In other words, the article that offended Ms. Catton did exactly what Ms. Catton said it did: it promotes abortion and, worse, it uses Christianity to do so.

Here’s one other random bit of information I took away from the magazine: Rahm Emanuel’s brother Ari, reputed to be one of the meanest agents in Hollywood (which is a high hill to climb) graduated from Macalester College in 1983. Again, I’m not sure he’s someone about whom I’d want to boast. Having said that, one of the more interesting Macalester grads is Peter Berg (Class of 1984) who’s been on conservative radars as a director and producer who makes TV shows (e.g., Friday Night Lights), movies, and even TV commercials that are almost not offensive to conservatives.
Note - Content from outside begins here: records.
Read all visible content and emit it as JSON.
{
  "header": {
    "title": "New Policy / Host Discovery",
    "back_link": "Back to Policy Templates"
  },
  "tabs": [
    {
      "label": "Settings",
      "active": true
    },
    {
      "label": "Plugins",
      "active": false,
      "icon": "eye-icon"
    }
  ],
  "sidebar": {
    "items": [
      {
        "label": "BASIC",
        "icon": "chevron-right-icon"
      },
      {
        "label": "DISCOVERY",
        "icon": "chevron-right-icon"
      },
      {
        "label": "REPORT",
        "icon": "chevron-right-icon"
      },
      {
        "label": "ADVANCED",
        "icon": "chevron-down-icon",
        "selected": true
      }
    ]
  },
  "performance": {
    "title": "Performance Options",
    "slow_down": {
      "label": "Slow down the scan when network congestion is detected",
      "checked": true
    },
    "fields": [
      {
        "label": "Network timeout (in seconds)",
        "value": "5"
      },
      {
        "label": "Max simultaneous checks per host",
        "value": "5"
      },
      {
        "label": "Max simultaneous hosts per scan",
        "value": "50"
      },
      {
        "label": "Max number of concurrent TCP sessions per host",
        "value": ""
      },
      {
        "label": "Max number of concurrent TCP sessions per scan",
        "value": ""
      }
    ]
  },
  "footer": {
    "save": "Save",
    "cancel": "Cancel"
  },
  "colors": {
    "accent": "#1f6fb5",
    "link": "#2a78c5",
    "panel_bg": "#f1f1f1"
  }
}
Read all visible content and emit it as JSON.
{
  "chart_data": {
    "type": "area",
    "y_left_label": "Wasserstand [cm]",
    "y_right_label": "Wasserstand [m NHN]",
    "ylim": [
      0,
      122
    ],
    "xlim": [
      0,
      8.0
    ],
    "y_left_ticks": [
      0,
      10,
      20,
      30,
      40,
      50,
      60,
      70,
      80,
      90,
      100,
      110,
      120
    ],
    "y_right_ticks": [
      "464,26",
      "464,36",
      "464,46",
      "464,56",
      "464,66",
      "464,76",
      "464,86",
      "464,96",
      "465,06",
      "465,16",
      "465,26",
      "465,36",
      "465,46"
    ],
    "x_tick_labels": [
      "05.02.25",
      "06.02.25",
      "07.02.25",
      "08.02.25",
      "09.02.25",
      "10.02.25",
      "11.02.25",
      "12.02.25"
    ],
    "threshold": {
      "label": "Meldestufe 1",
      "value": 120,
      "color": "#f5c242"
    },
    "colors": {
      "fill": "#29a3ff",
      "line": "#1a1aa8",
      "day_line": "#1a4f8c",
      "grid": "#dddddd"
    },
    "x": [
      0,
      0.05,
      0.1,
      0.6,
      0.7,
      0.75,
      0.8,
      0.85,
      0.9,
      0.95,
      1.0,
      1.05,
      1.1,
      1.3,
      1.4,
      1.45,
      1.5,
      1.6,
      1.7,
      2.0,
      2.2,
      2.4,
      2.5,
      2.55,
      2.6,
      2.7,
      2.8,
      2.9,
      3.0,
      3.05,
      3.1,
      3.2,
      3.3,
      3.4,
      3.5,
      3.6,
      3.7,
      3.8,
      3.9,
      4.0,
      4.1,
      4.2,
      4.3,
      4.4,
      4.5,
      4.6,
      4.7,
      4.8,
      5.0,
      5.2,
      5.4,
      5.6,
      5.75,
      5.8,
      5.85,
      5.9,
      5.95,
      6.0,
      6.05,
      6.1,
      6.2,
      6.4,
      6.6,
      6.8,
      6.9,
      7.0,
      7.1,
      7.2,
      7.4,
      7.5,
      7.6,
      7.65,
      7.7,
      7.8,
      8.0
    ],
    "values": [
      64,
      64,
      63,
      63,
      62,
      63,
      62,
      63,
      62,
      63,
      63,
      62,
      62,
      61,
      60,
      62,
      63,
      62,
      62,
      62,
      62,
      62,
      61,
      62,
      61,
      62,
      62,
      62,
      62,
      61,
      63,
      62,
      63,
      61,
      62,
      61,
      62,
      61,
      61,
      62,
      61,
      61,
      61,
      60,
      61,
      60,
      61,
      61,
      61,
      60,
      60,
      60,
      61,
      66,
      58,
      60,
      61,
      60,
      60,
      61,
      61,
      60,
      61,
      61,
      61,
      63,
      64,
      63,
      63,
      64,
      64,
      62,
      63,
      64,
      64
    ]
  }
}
I have just one last point to make about this full-color, 50-page-long Macalester publication. It boasts that it’s printed on recycled paper, but it’s still printed, using ink (which affects the environment) and fossil fuel (for printing and mailing). In an internet world, it’s an environmentally unsound way to convey information to people.

When I asked my friend why in the world she ordered the magazine she answered that she didn’t; it just showed up in her mail on account of her kid. She doesn’t know what to do with it. It’s seems wasteful to throw it away, but she has neither birds nor hamsters to put the pages to good use. For now, it just sits in her living room, where she ignores it . . . but it sure managed to irritate me.